Несмотря на то что Бентхайму не терпелось скорее увидеться с Мертенсом и выяснить волновавшие его вопросы, он все же решил осмотреть заставу.
Не торопясь обошел он по-хозяйски оборудованные помещения. Брал с полок книги, перелистывал их, находил некоторые весьма ценные публикации. Постоял перед доской показателей социалистического соревнования. Сразу было заметно, что большинство солдат стремились добиться высших оценок. Полковник побеседовал со многими солдатами, расспросил молодых пограничников о службе.
В клубном помещении он увидел ефрейтора, который с рвением обрабатывал гипсовые пластины. Бентхайм внимательно посмотрел работу. Выбор темы явно разочаровал его, но ему не хотелось слишком огорчать автора.
— Ну что ж, неплохо, — сказал он наконец.
Ефрейтор засиял от радости.
— Вот только тема... Уж слишком избита, море, пальмы... — это можно увидеть всюду.
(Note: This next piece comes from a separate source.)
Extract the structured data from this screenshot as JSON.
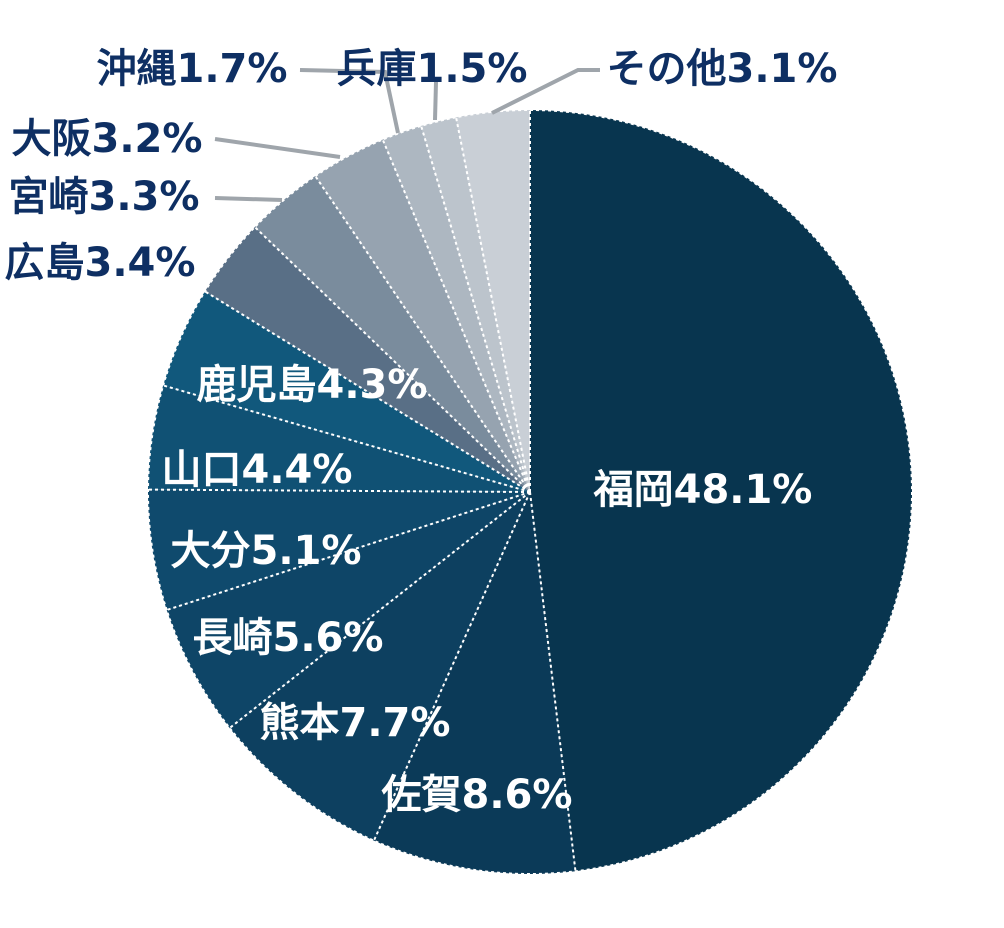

А где же индивидуальность, ведь есть же у вас что-нибудь свое? Может, попробовать что-то более близкое — ваши товарищи, например, которых вы хорошо знаете.
Ефрейтор сник, но, справившись со смущением, пояснил:
— Наш командир тоже не одобряет эту тематику, товарищ полковник, но это же романтика, понимаете... все-таки море, а пальмы...
Бентхайм рассмеялся.
— Море, конечно, не повредит, но в другой раз, может, что-то поближе к нам, а?..
— Да я уж обещал товарищу майору, — вновь просиял ефрейтор.
— Майор Мертенс интересуется вашей работой? — спросил полковник.
— И моей, и всего нашего кружка... — Поборов смущение, он доверительно добавил: — Чем только не интересуется наш командир! Даже участвует в самодеятельности!
— Это, вероятно, отнимает много времени, — заметил Бентхайм.
— У него на все хватает, товарищ полковник, — сказал ефрейтор. — Для нас он всегда находит время.
Все, что Бентхайм слышал и видел, говорило в пользу Мертенса. Понемногу полковник успокоился, и предстоящая встреча уже не казалась ему такой неопределенной.